Like many insurance companies the ICBC has a “Low Velocity Impact Program” (LVI) where tort claims are denied on the basis of little vehicle damages in collision.
When these claims are prosecuted one of the strategies often used by ICBC defence lawyers is to try to have the trial focus on the amount of vehicle damage sustained in the collision. This can be done in many ways. Often the Defendant is called to give evidence on the lack of vehicle damage, photos of the vehicles can be put into evidence and evidence of ICBC Vehicle Repair Estimators is sometimes put before the court. Sometimes ICBC goes further and retains a professional engineer to give evidence about the amount of force involved in the collision.
British Columbia courts are not always receptive to engineering evidence being permitted in motor vehicle tort claims. Reasons for judgement were released today by the BC Supreme Court ordering that such a report was indeed inadmissible. Since the judgement is very succinct and easy to follow I reproduce it in its entirety below:
 The plaintiff applies for an order that the expert report prepared by James Bowler, a professional engineer, not be admitted as evidence on the basis that it is neither relevant nor necessary.
 Mr. Bowler graduated in 1995 and since then has worked for MEA Forensic Engineers & Scientists. The report makes the assumption that “the provided materials accurately describe the vehicle damages from this accident.”
 Some of the material that was provided and referred to in the report was a final I.C.B.C. CL14 Repair Estimate and an I.C.B.C. CL14E Low Velocity Impact claim form on the plaintiff’s vehicle, and an I.C.B.C. CL14E Low Velocity claim form on the defendant’s vehicle.
 None of this material is before me.
 The purpose of the report was to prove what speed change occurred when the plaintiff’s vehicle was struck by the defendant’s vehicle. The vehicles were not examined by the engineer. He relied entirely upon the photographs and the materials supplied by I.C.B.C.
 Mr. Bowler stated that the impact severity was assessed by comparing the damage in the incident with two staged collisions tests previously conducted by MEA.

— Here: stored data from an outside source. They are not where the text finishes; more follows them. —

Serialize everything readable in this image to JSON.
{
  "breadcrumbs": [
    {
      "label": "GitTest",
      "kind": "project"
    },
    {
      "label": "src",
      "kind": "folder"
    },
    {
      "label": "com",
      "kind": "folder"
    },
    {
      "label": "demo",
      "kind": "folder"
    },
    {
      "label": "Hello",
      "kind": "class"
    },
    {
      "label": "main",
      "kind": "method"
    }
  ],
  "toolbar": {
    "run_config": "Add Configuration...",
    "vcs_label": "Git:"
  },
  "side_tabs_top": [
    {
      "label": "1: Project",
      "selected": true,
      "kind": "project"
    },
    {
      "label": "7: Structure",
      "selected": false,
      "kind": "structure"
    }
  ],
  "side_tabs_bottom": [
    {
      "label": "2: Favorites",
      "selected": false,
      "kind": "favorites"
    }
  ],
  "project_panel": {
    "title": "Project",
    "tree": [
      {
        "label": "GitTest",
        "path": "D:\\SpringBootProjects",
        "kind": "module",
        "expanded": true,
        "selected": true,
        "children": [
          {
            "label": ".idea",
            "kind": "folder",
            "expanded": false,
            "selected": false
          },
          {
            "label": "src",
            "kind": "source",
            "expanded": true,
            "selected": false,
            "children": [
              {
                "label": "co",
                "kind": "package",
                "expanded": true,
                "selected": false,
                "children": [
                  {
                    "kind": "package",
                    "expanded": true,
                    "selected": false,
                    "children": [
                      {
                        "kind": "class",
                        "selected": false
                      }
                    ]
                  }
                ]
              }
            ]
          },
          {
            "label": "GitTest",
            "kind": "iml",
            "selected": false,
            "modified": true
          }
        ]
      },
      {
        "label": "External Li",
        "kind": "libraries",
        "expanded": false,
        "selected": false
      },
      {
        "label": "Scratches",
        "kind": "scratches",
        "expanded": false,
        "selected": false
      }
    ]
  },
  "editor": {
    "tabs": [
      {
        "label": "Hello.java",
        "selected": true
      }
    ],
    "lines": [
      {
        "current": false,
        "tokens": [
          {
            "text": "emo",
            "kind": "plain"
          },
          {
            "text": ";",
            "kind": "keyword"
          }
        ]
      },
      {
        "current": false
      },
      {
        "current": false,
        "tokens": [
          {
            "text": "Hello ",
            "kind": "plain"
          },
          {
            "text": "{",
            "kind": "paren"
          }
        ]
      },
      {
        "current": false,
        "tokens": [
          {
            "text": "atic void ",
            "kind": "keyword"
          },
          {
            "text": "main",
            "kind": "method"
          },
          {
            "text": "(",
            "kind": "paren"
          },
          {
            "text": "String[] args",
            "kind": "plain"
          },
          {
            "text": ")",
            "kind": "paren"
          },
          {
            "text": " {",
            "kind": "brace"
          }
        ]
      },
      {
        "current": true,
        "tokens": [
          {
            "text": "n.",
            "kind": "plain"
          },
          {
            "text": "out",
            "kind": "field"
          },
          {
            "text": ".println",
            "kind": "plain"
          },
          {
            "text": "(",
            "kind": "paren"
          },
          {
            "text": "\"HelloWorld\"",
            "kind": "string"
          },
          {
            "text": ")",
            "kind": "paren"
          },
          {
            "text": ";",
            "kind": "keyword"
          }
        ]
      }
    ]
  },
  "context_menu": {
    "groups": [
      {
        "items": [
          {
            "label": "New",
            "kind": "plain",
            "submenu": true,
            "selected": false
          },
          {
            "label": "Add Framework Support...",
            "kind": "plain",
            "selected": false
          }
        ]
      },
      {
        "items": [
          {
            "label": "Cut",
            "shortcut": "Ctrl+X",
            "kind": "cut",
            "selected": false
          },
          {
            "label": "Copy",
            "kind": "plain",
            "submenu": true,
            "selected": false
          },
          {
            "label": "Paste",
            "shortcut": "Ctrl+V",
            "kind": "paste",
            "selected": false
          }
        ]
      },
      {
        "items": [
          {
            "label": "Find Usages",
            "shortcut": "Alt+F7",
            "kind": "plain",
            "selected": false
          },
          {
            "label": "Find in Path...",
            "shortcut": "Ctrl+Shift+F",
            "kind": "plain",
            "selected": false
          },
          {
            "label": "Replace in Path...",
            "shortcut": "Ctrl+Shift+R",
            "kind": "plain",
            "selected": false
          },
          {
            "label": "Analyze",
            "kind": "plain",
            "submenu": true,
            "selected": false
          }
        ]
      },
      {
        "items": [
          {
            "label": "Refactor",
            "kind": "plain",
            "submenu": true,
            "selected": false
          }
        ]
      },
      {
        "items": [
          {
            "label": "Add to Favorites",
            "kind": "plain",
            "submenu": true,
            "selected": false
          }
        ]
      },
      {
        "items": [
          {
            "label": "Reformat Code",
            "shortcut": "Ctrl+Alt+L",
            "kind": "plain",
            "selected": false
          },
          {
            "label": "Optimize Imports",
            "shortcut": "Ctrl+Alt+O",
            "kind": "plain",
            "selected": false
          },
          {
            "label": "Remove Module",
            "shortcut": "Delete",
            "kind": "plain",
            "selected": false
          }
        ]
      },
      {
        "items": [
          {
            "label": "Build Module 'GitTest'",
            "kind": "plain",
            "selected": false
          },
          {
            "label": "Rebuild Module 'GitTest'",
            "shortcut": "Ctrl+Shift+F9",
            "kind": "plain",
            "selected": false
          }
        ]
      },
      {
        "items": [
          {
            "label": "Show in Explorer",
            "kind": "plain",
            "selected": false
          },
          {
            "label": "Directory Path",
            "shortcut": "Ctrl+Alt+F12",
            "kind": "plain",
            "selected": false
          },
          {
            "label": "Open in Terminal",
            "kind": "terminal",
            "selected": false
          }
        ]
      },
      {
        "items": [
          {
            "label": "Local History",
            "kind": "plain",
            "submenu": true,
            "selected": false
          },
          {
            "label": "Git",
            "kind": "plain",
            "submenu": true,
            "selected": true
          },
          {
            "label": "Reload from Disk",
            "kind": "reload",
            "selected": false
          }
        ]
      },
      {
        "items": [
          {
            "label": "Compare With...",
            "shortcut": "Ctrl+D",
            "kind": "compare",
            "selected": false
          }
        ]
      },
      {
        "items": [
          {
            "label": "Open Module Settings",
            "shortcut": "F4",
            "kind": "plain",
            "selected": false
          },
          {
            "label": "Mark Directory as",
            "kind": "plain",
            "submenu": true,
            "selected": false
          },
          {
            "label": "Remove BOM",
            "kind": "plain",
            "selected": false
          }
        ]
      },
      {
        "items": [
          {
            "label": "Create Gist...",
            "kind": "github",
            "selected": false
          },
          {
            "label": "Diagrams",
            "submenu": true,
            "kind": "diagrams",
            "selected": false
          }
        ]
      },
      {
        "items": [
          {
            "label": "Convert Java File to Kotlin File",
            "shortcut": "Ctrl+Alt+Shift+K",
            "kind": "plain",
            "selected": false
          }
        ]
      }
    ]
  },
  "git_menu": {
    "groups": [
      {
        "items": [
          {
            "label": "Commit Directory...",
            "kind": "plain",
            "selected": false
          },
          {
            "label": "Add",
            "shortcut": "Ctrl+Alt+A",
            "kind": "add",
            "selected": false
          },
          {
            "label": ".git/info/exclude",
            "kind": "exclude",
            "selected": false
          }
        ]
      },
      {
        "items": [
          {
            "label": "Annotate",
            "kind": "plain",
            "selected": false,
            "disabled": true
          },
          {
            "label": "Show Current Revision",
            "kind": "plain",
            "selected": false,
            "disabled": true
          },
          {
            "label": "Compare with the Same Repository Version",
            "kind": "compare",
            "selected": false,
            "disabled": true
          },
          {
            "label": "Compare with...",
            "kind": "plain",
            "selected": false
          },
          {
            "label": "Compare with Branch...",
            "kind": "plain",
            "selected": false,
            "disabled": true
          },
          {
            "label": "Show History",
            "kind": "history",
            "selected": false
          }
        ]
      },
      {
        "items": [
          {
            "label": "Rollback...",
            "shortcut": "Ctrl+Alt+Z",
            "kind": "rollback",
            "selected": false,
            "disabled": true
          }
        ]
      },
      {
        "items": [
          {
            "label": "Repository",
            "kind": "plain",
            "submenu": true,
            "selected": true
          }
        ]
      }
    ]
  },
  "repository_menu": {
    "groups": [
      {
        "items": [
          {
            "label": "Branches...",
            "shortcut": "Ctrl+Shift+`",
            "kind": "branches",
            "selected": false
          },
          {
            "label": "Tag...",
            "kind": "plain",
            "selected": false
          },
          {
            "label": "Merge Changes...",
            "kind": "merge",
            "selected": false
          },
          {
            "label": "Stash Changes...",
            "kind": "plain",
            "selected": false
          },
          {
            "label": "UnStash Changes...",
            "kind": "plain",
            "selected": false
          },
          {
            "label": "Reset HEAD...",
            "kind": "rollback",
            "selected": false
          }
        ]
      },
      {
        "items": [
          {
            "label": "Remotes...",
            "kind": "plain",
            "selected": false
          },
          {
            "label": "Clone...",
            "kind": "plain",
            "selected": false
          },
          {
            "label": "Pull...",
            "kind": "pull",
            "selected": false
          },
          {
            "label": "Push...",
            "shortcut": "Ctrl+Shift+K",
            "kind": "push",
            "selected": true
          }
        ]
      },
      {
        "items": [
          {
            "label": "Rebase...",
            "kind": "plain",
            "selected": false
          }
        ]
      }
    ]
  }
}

 The tests involved a 1985 Mazda RX7 and a 1984 Chevrolet Celebrity. The plaintiff was driving a Nissan 2002 Sentra GXE 4-door sedan and the defendant was driving a Honda 2005 Element 4-door wagon.
 The experiment that was conducted by the MEA concluded that on the white Celebrity used in the experiment, which had a mass similar to that of the plaintiff’s vehicle, there was a speed change of 1.3 km/hour.
 The conclusion reached was that the plaintiff’s vehicle likely sustained a speed change (slowing of 1.3 km/hour to 2.9 km/hour in the accident).
 The defendant says that the change in speed is a factor that I can consider when determining the injuries suffered by the plaintiff. However, without medical evidence as to the effect of the change in speed, this information is not of assistance.
 It is trite to say that the opinion expressed by an expert is only as good as the facts that have been proven. Here, there is no evidence as to the validity of the two-stage collision test conducted by MEA. There is no evidence as to the qualifications of the people that performed these tests, whether or not this experiment was published in a peer review article, or whether or not Mr. Bowler had anything to do with those experiments. It seems from the evidence that he did not, as he reviewed two video tapes of these staged collisions. Additionally, the defendant has not put into evidence the I.C.B.C. Low Velocity Impact claim forms or the repair estimate.
 I find that the report is not admissible.